No livro, Wallace, 47, interpreta o ranking não estatístico de sonhos mais comuns. "Embora nossas experiências de vida variem, temos padrões de comportamento similares e mentes similares", disse à Folha.
É possível, segundo o psicólogo, dividir os sonhos de acordo com a idade. Crianças tendem a sonhar que há algo de assustador no quarto. Adolescentes, geralmente, são perseguidos por zumbis, perdem os pais ou ficam presos no cemitério.
"No início da vida adulta, as pessoas sonham que perderam o avião ou abandonaram seus filhos por engano", exemplifica.
A psicóloga e psicoterapeuta Marion Gallbach, autora de "Aprendendo com os Sonhos" (Paulus, R$ 39,50, 248 págs.), acompanhou grávidas de primeira viagem por seis meses em sua dissertação de mestrado.

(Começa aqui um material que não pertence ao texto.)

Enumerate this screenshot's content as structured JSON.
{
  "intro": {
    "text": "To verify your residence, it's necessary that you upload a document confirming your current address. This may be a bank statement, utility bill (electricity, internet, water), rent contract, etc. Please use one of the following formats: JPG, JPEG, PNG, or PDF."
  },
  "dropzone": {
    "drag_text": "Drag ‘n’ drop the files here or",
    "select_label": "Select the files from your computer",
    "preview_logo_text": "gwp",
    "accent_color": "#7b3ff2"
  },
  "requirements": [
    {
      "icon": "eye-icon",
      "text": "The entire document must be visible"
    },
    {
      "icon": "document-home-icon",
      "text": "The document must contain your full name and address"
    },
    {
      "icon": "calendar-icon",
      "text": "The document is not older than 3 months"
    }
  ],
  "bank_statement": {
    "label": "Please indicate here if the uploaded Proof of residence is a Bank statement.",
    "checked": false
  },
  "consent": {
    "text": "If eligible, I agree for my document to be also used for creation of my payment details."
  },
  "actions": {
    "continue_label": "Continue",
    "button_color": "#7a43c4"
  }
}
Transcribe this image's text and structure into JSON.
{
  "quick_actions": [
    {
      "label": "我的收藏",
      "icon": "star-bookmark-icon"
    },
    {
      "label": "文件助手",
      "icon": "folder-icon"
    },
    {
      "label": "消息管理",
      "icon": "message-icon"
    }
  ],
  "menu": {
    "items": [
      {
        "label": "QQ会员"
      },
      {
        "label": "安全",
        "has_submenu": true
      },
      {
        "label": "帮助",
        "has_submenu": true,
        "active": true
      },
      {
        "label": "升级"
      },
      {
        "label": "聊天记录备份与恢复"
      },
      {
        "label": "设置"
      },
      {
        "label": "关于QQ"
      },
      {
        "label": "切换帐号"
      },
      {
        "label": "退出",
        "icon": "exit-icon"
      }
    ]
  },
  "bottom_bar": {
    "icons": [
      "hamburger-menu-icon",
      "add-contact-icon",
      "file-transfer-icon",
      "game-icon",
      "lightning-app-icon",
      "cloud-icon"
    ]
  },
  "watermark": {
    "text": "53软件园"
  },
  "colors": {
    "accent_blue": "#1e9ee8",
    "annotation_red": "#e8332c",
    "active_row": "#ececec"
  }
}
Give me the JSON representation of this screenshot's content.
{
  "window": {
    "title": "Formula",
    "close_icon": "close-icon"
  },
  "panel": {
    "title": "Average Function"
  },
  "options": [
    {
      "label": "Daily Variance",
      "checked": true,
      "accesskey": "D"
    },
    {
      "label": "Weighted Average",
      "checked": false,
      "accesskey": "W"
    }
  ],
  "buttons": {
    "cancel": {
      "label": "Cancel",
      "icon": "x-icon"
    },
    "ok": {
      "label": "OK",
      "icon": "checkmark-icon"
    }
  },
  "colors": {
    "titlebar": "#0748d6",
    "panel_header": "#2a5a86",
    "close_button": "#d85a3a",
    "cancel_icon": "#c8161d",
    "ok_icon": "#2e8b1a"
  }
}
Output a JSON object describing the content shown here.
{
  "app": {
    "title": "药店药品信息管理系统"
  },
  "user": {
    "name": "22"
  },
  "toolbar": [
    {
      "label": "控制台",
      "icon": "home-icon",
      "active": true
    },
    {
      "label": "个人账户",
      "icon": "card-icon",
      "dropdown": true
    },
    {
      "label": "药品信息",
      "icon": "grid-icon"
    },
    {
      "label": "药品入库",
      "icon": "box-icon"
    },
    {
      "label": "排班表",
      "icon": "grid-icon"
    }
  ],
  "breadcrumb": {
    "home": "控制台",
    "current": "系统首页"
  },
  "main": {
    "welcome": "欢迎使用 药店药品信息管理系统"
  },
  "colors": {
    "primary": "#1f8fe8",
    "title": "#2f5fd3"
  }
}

Segundo ela, oito em dez gestantes sonhavam com água: chuva, dilúvios, tsunamis. "Muitas delas também sonhavam com leite ou com filhotes de animais."
Para Gallbach, os símbolos da maternidade são uns dos mais característicos e marcantes, relacionados com o instinto biológico e com a mudança física e psicológica pela qual a mulher passa.
O psiquiatra suíço Carl Gustav Jung (1865-1961) chamava os símbolos representados nos sonhos de arquétipos. Eles seriam resultado de um inconsciente coletivo, formado a partir de influências genéticas, culturais e sociais.
Nesse caso, sonhar com água tem relação com ser inundado por emoções, perder o controle da situação e ser obrigado a se deixar levar. "É como as grávidas normalmente se sentem."
IGUAL, MAS DIFERENTE
Os temas são parecidos, mas os detalhes diferenciam os sonhos. "Há símbolos universais, mas o principal para desvendar significados é o contexto em que o símbolo está inserido", afirma a psicanalista Cecilia Orsini, da Sociedade Brasileira de Psicanálise de São Paulo.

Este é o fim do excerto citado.